I'm reading the proof to Proposition 3.77(b) in John M. Lee's Introduction to Topological Manifolds but I don't 100% follow the proof.
The proposition states: Let $X \cup_f Y$ be an adjunction space and let $q : X \coprod Y \rightarrow X \cup_f Y$ be the associated quotient map. Then, the restriction of $q$ to $Y \setminus A$ is a topological embedding whose image set $q(Y \setminus A)$ is an open subspace of $X \cup_f Y$.
The proof uses Proposition 3.62(d) from the same book -- if $q : X \rightarrow Y$ is a quotient map and $U \subseteq X$ is a saturated open/closed set, then the restriction of $q$ to $U$ is also a quotient map.
The proof is as follows:
- We note that $Y \setminus A$ is a saturated open subset of $X \coprod Y$, and so the restriction $q \rvert_{Y \setminus A}$ is also a quotient map.
- Further, since it is a bijection, the map is a homeomorphism. Thus, the map $q \rvert_{Y \setminus A}$ is a topological embedding.
- Finally, the image $q(Y \setminus A)$ is open in $X \cup_f Y$ by the definition of the quotient topology.
My doubts:
I think the reason it's a bijection is because $q$ is surjective by definition and injective because the equivalence relation does not identify and two points in $X \setminus A$ with each other (since only with points $a \in A$ are subject to the equivalence relation). Is this correct?
I don't quite know how to show that $Y \setminus A$ is saturated with respect to $q$. I think we have to show that $Y \setminus A = q^{-1}(q(Y \setminus A))$. Would this follow from the fact that none of the points in $X$ get identified with $X \setminus A$ by the map $q$?

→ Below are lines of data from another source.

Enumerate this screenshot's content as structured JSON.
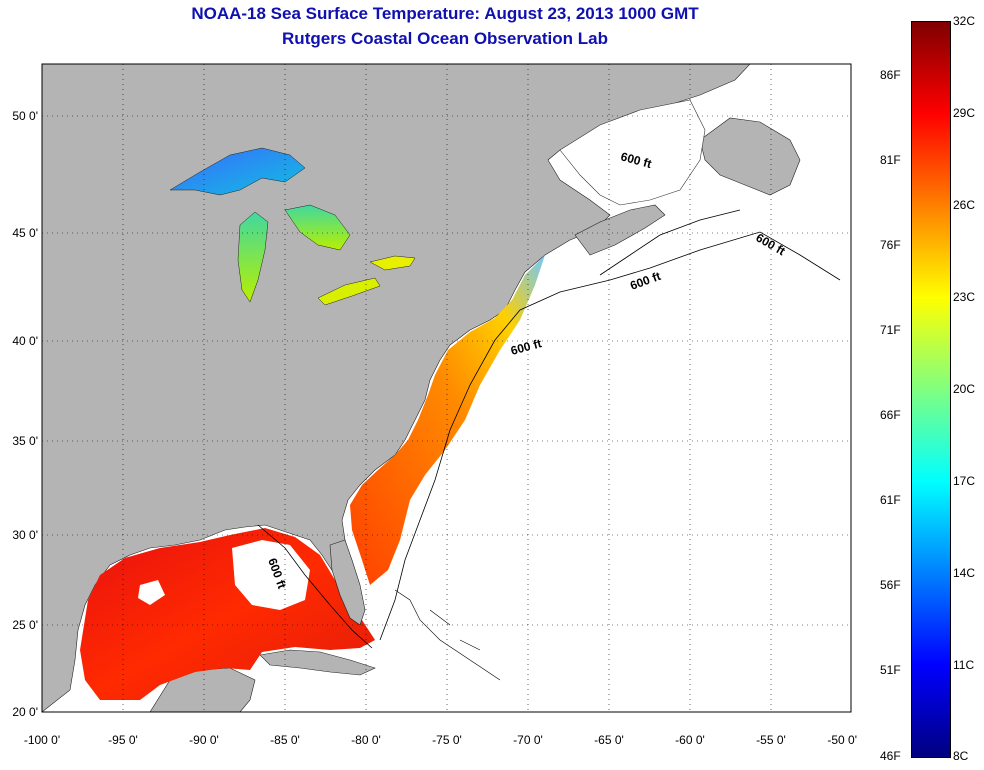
{
  "title": {
    "line1": "NOAA-18 Sea Surface Temperature:  August 23, 2013 1000 GMT",
    "line2": "Rutgers Coastal Ocean Observation Lab"
  },
  "map": {
    "x_ticks": [
      "-100 0'",
      "-95 0'",
      "-90 0'",
      "-85 0'",
      "-80 0'",
      "-75 0'",
      "-70 0'",
      "-65 0'",
      "-60 0'",
      "-55 0'",
      "-50 0'"
    ],
    "y_ticks": [
      "50 0'",
      "45 0'",
      "40 0'",
      "35 0'",
      "30 0'",
      "25 0'",
      "20 0'"
    ],
    "contour_label": "600 ft",
    "land_color": "#b4b4b4",
    "ocean_no_data_color": "#ffffff"
  },
  "colorbar": {
    "fahrenheit_labels": [
      "86F",
      "81F",
      "76F",
      "71F",
      "66F",
      "61F",
      "56F",
      "51F",
      "46F"
    ],
    "celsius_labels": [
      "32C",
      "29C",
      "26C",
      "23C",
      "20C",
      "17C",
      "14C",
      "11C",
      "8C"
    ],
    "colors": [
      "#7f0000",
      "#ff0000",
      "#ff8000",
      "#ffff00",
      "#80ff80",
      "#00ffff",
      "#0080ff",
      "#0000ff",
      "#00007f"
    ]
  }
}
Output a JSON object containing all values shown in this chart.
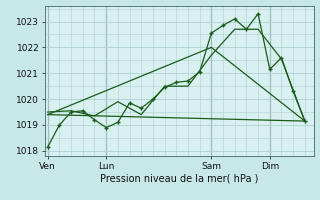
{
  "background_color": "#c8e8e8",
  "plot_bg_color": "#d8f0f0",
  "grid_color": "#b0d0d0",
  "line_color": "#1a5c1a",
  "title": "Pression niveau de la mer( hPa )",
  "ylim": [
    1017.8,
    1023.6
  ],
  "yticks": [
    1018,
    1019,
    1020,
    1021,
    1022,
    1023
  ],
  "day_labels": [
    "Ven",
    "Lun",
    "Sam",
    "Dim"
  ],
  "day_positions": [
    0,
    40,
    112,
    152
  ],
  "vline_positions": [
    0,
    40,
    112,
    152
  ],
  "xlim": [
    -2,
    182
  ],
  "series1_x": [
    0,
    8,
    16,
    24,
    32,
    40,
    48,
    56,
    64,
    72,
    80,
    88,
    96,
    104,
    112,
    120,
    128,
    136,
    144,
    152,
    160,
    168,
    176
  ],
  "series1_y": [
    1018.15,
    1019.0,
    1019.5,
    1019.55,
    1019.2,
    1018.9,
    1019.1,
    1019.85,
    1019.65,
    1020.0,
    1020.45,
    1020.65,
    1020.7,
    1021.05,
    1022.55,
    1022.85,
    1023.1,
    1022.7,
    1023.3,
    1021.15,
    1021.6,
    1020.3,
    1019.15
  ],
  "series2_x": [
    0,
    16,
    32,
    48,
    64,
    80,
    96,
    112,
    128,
    144,
    160,
    176
  ],
  "series2_y": [
    1019.5,
    1019.55,
    1019.35,
    1019.9,
    1019.4,
    1020.5,
    1020.5,
    1021.7,
    1022.7,
    1022.7,
    1021.55,
    1019.15
  ],
  "series3_x": [
    0,
    176
  ],
  "series3_y": [
    1019.4,
    1019.15
  ],
  "series4_x": [
    0,
    112,
    176
  ],
  "series4_y": [
    1019.4,
    1022.0,
    1019.15
  ]
}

Any hints/explanations would be appreciated!
$q|_{Y\setminus A}:Y\setminus A\to q(Y\setminus A)$ is surjective not because $q$ is generally a surjective map $X\sqcup Y\to X\cup_f Y$ but literally by definition of $q(Y\setminus A)$; the codomain here is defined to be the set of all points in the image of $q|_{Y\setminus A}$.
The only things that matter are checking that it is injective and that it is a quotient map onto its image. Because $A$ is closed in Lee's convention for adjunction spaces, $Y\setminus A$ is open. Is it saturated? Yes, for the reasons you say. $a\in A$ is identified with $f(a)\in X$ and then we take a transitive closure of the relation, but the final equivalence relation identifies $y\in Y\setminus A$ only with itself, $y\sim z\iff y=z$. This is also the reason why $q|_{Y\setminus A}$ injects; $q(y)=q(y')$ iff. $y\sim y'$ iff. (since $y,y'\notin A$) $y=y'$.
Let's really make sure. Suppose $q^{-1}(q(Y\setminus A))$ contains an element of $X\sqcup Y$ not in $Y\setminus A$, say some $a\in A$. Then $q(a)=q(y)$ for some $y\in Y\setminus A$ so $a\sim y$ so (as $y\in Y\setminus A$) $a=y$, but this is a contradiction. Now suppose it contains an element $x\in X$. $q(x)=q(y)$ for some $y\in Y\setminus A$ and again you conclude $x=y$ by definition of the equivalence relation, but $x\in X$ - $x\notin Y$ - so this is also a contraadiction. Therefore $q^{-1}q(Y\setminus A)\subseteq Y\setminus A$. Obviously this implies $q^{-1}q(Y\setminus A)=Y\setminus A$.
Both your doubts are ok.